A gauged baby Skyrme model and a novel BPS bound

TL;DR

This paper explores a gauged version of the baby Skyrme model, establishing a new BPS bound linked to a superpotential, and analyzes conditions for the existence of soliton solutions with these bounds.

Contribution

It introduces a novel BPS bound for the gauged baby Skyrme model and connects it to a superpotential equation, expanding understanding of soliton solutions in this context.

Findings

Existence of a BPS bound in the gauged baby Skyrme model.

The BPS bound is determined by a superpotential satisfying a specific equation.

Conditions for the existence of BPS solitons depend on the global solvability of the superpotential equation.

Abstract

The baby Skyrme model is a well-known nonlinear field theory supporting topological solitons in two space dimensions. Its action functional consists of a potential term, a kinetic term quadratic in derivatives (the "nonlinear sigma model term") and the Skyrme term quartic in first derivatives. The limiting case of vanishing sigma model term (the so-called BPS baby Skyrme model) is known to support exact soliton solutions saturating a BPS bound which exists for this model. Further, the BPS model has infinitely many symmetries and conservation laws.

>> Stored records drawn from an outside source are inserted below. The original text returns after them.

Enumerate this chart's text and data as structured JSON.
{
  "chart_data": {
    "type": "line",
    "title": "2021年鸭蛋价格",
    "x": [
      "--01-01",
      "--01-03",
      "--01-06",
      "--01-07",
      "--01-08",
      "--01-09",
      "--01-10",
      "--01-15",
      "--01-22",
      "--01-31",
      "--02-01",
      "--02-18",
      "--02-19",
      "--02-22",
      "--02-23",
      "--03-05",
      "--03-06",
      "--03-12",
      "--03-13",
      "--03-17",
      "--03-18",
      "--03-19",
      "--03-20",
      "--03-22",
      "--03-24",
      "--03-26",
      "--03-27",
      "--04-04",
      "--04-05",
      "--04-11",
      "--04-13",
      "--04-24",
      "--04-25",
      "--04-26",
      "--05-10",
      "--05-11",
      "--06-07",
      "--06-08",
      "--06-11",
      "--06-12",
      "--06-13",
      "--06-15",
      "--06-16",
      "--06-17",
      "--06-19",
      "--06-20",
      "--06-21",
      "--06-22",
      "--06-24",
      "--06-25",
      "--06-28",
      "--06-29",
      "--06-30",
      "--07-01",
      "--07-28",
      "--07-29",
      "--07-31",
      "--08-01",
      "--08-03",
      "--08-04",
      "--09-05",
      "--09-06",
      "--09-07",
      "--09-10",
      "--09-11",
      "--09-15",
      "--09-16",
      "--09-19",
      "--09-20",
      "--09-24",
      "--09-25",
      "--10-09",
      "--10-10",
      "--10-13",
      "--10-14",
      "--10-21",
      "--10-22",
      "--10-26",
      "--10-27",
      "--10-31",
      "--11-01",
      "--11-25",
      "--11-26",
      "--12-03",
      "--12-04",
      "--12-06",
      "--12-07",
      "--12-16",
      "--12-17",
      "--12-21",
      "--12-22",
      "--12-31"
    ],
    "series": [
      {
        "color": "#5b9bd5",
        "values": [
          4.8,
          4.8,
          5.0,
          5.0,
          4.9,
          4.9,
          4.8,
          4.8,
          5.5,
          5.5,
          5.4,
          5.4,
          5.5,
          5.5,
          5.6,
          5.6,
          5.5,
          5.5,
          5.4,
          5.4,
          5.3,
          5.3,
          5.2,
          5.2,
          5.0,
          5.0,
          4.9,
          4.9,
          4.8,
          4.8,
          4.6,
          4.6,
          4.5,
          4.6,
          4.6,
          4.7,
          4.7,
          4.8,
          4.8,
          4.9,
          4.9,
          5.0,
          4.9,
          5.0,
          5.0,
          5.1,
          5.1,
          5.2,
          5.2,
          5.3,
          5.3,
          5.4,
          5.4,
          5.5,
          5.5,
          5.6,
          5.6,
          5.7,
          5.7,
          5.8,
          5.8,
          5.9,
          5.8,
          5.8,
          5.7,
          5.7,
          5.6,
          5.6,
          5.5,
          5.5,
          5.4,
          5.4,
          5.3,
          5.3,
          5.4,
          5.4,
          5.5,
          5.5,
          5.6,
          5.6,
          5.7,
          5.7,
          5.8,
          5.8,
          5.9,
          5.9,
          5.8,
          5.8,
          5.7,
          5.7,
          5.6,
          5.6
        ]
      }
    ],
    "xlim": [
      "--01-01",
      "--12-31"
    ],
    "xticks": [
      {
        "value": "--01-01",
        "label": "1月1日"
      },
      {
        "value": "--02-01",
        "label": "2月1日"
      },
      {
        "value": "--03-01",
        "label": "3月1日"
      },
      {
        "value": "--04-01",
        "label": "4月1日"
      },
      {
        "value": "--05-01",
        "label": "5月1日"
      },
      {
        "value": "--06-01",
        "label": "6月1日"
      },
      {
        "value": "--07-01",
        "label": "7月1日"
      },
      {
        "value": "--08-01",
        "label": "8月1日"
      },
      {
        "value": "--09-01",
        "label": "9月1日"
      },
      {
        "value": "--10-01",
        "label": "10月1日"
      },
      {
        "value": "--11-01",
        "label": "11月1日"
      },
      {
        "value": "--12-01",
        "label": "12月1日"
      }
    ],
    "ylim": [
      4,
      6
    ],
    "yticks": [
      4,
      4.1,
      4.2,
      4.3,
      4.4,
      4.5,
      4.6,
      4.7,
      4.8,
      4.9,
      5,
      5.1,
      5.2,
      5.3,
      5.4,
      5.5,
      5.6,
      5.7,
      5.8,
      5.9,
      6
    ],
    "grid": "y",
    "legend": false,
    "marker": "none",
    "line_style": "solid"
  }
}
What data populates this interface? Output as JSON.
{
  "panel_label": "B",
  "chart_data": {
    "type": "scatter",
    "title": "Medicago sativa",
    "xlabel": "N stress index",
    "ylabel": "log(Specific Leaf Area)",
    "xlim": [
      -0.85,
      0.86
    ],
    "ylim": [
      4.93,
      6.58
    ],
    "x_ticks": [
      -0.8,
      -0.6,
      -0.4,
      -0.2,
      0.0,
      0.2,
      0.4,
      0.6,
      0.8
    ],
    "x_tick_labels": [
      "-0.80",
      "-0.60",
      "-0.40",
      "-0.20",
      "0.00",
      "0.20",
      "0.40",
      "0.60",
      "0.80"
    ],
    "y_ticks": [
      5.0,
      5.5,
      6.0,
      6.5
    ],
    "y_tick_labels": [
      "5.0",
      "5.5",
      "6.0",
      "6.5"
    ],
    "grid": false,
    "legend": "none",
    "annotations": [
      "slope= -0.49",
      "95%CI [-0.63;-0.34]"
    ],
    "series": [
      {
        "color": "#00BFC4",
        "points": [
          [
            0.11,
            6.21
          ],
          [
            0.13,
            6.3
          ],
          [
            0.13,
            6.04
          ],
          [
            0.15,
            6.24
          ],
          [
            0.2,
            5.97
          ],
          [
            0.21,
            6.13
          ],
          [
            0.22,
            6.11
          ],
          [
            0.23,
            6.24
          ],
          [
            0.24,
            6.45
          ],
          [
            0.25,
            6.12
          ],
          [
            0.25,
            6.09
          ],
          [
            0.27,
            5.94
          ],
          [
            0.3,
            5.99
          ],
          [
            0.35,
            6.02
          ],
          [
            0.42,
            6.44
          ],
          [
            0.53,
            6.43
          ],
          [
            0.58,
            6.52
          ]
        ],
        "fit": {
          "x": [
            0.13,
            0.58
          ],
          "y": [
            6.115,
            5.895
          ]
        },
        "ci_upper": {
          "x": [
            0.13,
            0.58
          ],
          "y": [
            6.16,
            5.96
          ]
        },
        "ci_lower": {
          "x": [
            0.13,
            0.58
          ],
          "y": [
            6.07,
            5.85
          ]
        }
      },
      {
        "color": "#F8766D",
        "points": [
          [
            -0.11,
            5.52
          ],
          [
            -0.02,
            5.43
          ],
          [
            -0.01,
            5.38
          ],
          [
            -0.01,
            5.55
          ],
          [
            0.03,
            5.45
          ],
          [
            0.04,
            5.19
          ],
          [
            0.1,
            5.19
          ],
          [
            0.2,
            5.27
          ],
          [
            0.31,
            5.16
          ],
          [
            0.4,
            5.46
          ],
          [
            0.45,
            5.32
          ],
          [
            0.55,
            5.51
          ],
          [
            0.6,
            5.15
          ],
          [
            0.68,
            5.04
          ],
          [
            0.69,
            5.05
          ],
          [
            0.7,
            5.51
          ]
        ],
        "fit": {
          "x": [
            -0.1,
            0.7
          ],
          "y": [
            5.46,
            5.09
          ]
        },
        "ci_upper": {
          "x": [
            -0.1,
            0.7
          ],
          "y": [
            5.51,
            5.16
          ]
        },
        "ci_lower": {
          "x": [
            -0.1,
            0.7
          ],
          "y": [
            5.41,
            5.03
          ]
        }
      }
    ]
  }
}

Recently it was found that the gauged version of the BPS baby Skyrme model with gauge group U(1) and the usual Maxwell term, too, has a BPS bound and BPS solutions saturating this bound. This BPS bound is determined by a superpotential which has to obey a superpotential equation, in close analogy to the situation in supergravity. Further, the BPS bound and the corresponding BPS solitons only may exist for potentials such that the superpotential equation has a global solution. We also briefly describe some properties of soliton solutions.